Jyotirmoy Barman

LC3160. Find the Number of Distinct Colors Among the Balls
MediumArrayHash TableSimulation
func queryResults(limit int, queries [][]int) []int { ans := make([]int, len(queries)) ball := make(map[int]int) color := make(map[int]int) for i, q := range queries { x , y := q[0], q[1] if ball[x] != 0 { color[ball[x]]-- if color[ball[x]] == 0 { delete(color, ball[x]) } } color[y]++ ball[x] = y ans[i] = len(color) } return ans }
Time Complexity O(N)
Space Complexity O(N)

Explanation

In this problem, you are given an integer limit and an array of queries. There are limit + 1 balls (labeled from 0 to limit) that are initially uncolored. Each query is of the form [x, y], which means that ball x is to be painted with color y. After processing each query, the task is to report the number of distinct colors among all balls (note that “uncolored” is not considered a valid color since valid colors start from 1).

Initial Setup

There are limit + 1 balls, each initially uncolored. Since the valid color values are guaranteed to be at least 1, a ball with a color value of 0 in our map can be safely assumed to be uncolored.

Processing Each Query

For each query [x, y]:

  • Check if Ball is Already Colored:

    • If ball[x] is not zero, the ball has been colored before.
    • The count for the previous color (stored in ball[x]) is decreased in the color map.
    • If the frequency of that previous color becomes zero, it is removed from the map. This step ensures that only active colors (colors that are actually on some ball) are counted.
  • Update with the New Color:

    • Increase the count for the new color y in the color map.
    • Update ball[x] with the new color.
  • Record the Distinct Colors Count:

    • The number of distinct colors currently used is simply the number of keys in the color map, which is appended to the answer list.

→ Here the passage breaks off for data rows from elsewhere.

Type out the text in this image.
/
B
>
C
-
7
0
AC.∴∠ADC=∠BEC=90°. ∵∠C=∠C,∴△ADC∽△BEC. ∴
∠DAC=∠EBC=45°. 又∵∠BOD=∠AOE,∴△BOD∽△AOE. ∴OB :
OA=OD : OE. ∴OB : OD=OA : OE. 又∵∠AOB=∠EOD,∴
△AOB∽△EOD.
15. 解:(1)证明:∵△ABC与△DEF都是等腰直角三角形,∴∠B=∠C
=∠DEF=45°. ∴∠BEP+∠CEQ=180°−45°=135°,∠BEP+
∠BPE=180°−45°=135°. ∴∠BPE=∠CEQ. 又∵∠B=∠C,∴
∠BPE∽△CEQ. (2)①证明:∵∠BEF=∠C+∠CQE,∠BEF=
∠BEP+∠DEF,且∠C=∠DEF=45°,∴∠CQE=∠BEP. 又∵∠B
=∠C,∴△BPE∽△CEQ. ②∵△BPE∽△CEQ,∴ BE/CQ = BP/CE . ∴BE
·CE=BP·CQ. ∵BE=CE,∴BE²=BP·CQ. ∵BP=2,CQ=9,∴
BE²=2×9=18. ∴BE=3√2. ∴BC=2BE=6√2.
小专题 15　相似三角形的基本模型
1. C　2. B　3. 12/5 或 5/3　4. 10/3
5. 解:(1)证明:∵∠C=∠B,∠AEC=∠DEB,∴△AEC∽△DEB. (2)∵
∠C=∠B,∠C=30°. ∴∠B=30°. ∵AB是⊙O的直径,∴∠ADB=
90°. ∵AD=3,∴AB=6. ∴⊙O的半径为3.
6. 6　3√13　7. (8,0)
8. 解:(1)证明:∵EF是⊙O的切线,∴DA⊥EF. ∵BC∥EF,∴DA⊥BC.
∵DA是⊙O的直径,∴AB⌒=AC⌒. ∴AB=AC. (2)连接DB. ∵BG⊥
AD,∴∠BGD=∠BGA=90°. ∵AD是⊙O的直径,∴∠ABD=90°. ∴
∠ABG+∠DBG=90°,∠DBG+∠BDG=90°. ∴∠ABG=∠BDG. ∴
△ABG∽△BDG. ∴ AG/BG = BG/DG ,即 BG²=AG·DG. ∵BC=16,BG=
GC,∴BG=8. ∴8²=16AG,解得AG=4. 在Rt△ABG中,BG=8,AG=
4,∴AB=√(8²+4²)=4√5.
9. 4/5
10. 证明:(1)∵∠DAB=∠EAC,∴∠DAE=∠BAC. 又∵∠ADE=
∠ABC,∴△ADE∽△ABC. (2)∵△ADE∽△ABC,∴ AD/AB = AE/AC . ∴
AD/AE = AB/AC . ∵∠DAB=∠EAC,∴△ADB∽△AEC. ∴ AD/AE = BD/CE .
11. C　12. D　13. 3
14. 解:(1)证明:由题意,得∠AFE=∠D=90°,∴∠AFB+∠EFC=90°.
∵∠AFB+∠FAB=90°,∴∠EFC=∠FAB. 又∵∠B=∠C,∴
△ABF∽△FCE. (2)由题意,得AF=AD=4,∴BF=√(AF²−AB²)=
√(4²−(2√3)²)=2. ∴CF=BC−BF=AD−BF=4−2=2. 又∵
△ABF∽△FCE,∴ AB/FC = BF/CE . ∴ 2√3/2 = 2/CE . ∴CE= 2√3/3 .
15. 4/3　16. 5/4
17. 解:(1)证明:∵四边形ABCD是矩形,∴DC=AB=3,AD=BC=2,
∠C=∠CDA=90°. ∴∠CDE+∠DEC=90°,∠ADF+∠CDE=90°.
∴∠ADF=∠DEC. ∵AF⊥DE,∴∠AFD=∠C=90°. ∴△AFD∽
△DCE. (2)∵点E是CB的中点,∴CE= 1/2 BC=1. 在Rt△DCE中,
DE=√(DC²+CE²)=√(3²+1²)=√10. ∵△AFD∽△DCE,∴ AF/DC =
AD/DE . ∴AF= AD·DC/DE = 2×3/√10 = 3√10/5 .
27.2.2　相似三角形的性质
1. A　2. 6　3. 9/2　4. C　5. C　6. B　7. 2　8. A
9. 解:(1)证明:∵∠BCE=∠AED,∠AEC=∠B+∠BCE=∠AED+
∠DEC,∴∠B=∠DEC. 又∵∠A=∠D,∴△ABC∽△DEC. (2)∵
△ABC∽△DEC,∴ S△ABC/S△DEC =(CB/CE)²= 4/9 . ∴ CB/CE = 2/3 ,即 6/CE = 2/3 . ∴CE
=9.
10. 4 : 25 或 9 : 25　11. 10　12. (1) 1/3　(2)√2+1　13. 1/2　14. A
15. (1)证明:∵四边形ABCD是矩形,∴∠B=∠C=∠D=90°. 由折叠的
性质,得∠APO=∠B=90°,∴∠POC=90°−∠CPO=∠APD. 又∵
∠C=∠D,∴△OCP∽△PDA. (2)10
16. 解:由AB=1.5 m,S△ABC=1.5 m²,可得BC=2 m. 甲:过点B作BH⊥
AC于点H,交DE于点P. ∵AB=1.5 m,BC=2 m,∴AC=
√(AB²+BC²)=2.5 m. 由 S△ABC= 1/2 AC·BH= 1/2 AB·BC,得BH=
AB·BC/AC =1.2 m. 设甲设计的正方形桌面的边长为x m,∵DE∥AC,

This approach guarantees that at every step the answer reflects the exact number of distinct colors among the balls.

Using two maps enables us to:

  • Quickly update the current state (what color each ball has).

  • Efficiently track the count of each color, thereby making it straightforward to determine the number of distinct colors (the number of keys in the color map).

This design avoids scanning through all balls after each query, leading to a more efficient solution.


Complexity Analysis

  • Time Complexity: Each query involves a constant number of operations (hash map lookups, updates, and possibly deletions), which on average run in O(1) time. Given that there are n queries, the overall time complexity is O(n).

  • Space Complexity: In the worst case, if every query assigns a unique ball a unique color, the ball map will hold at most n entries. Similarly, the color map may hold up to n entries (if each color is unique). Thus, the worst-case space complexity is O(n).